Security, connectivity are just two of the many benefits of digital transformation for IT/OT networks
Digitalization initiatives have become a vital aspect of bridging the gap between operational technology (OT) and informational technology (IT) networks, presenting financial benefits to an organization as well as heightened optimization. As these two worlds converge while the world has shifted toward remote work, we continue to identify new ways of understanding risk and the evolution of challenges associated with addressing it.
One initial challenge to consider when discussing digital transformation and IT/OT convergence is that we are dealing with a major 25+-year gap between the state of IT and OT security, due to the fact that a majority of OT networks were running on legacy networks, which in the past were unconnected and isolated. This incongruity, coupled with the impact of the current pandemic, has forced organizations of all kinds to pivot and adapt to new ways of working efficiently—particularly from a remote environment. With much of the workforce transitioning to a dispersed work environment, this exposes OT networks to a new host of challenges and cyber risk.
There are some particularly unique implications when it comes to securing an OT network from a remote environment. OT networks house incredibly sensitive information, as they connect to our nation’s critical infrastructure. Our world is dependent on the seamless operations of critical infrastructure such as oil and gas, water and electric, along with discrete manufacturing plants for industries such as food and beverage, automotive, mining and pharmaceuticals. A cyberattack against sectors such as these can have serious consequences not only for the victim organization but also for the wider population and economy. Organizations that have decided to run operations from afar need a secure way to connect to these facilities with greater visibility, without compromising service levels.
Historically, a key challenge surrounding OT security is a lack of buy-in from the C-suite on digitization projects. Thankfully, however, this resistance to buy-in has decreased over the past couple of months due to the realization that digitalization initiatives lessen the pain points when transitioning to a remote working environment.
What I have observed from speaking to CISOs across industries is that the current situation has accelerated these digital transformation projects. Organizations are engaging more with cloud infrastructure digitalization and seeing this as the path to progress rather than an obstacle to their operations. The internet of things (IoT) has penetrated the industrial ecosystem across all sectors. Demand for real-time analytics to ensure uptime and enable better decision-making has ushered in a whole new reality for manufacturing companies and critical infrastructure operators. IT, OT and IoT devices are converging to form an integrated ecosystem in which the shop floor is connected to the back office, which is then connected to the cloud. Because these organizations are embracing the cloud approach, they have much more flexibility in terms of how to structure their dispersed workforce. As a result, the issue surrounding remote connection for employees is diminished, as these networks are isolated and run in a zero-trust type of environment. Once an organization does the work of lifting those components into a cloud infrastructure, this means fewer pain points while so many employees are forced to work from home.

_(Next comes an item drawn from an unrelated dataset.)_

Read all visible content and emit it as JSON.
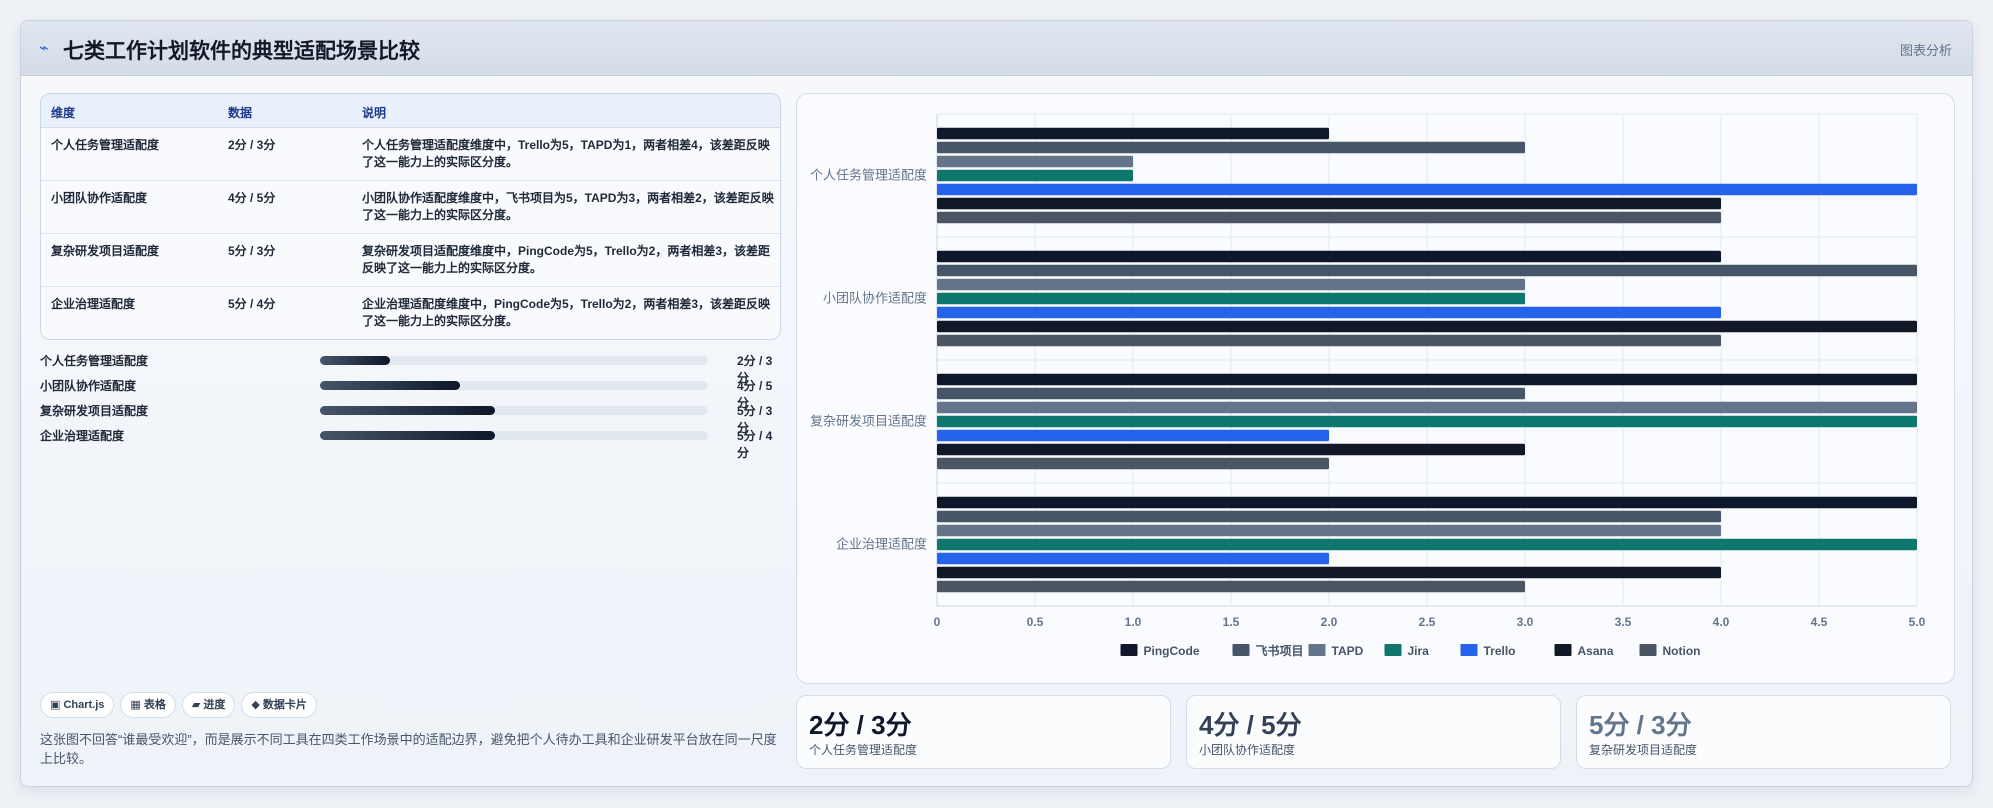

Equally, in times like these, the need for secure remote access (SRA) has increased dramatically. If we enable engineers on the shop floor to continue their work in a remote setting, they will need access to these environments to perform certain activities, whether they are controlling the actual devices, providing maintenance or performing analytics. In the past, this has been strongly discouraged because these are sensitive networks, but with today’s agile working environment, this has become a necessity. Security teams that are responsible for monitoring access to the OT environment have to ensure there is an identity management solution in place so that they are aware of who is on the other end. In addition to this, they need to be able to monitor these sessions in real-time and terminate them if necessary. When you look at SRA solutions, the access needs to be extremely granular—each and every user needs separate accounts, completely different permissions and audit capabilities. Those who hadn’t thought about these variables, along with other key digitalization initiatives on an ongoing basis, have been forced to implement secure remote access quickly during a major crisis, which is far from ideal.
Digital transformation throughout industrial organizations is here, but it must be done securely. The impact of additional security threats will most likely continue to increase, especially as resources have been stretched thin. Thus, ensuring the proper safeguard of OT networks during periods of digitalization begins by eliminating blind spots and increasing visibility at any time, anywhere.
IT and OT teams have never been more valuable to an organization and its ability to adapt to the ever-changing innovation landscape. C-suite executives are starting to realize that IT and OT networks hold the business together, enabling them to make decisions, act upon and, ultimately, charge ahead with greater confidence even in the face of disruptions.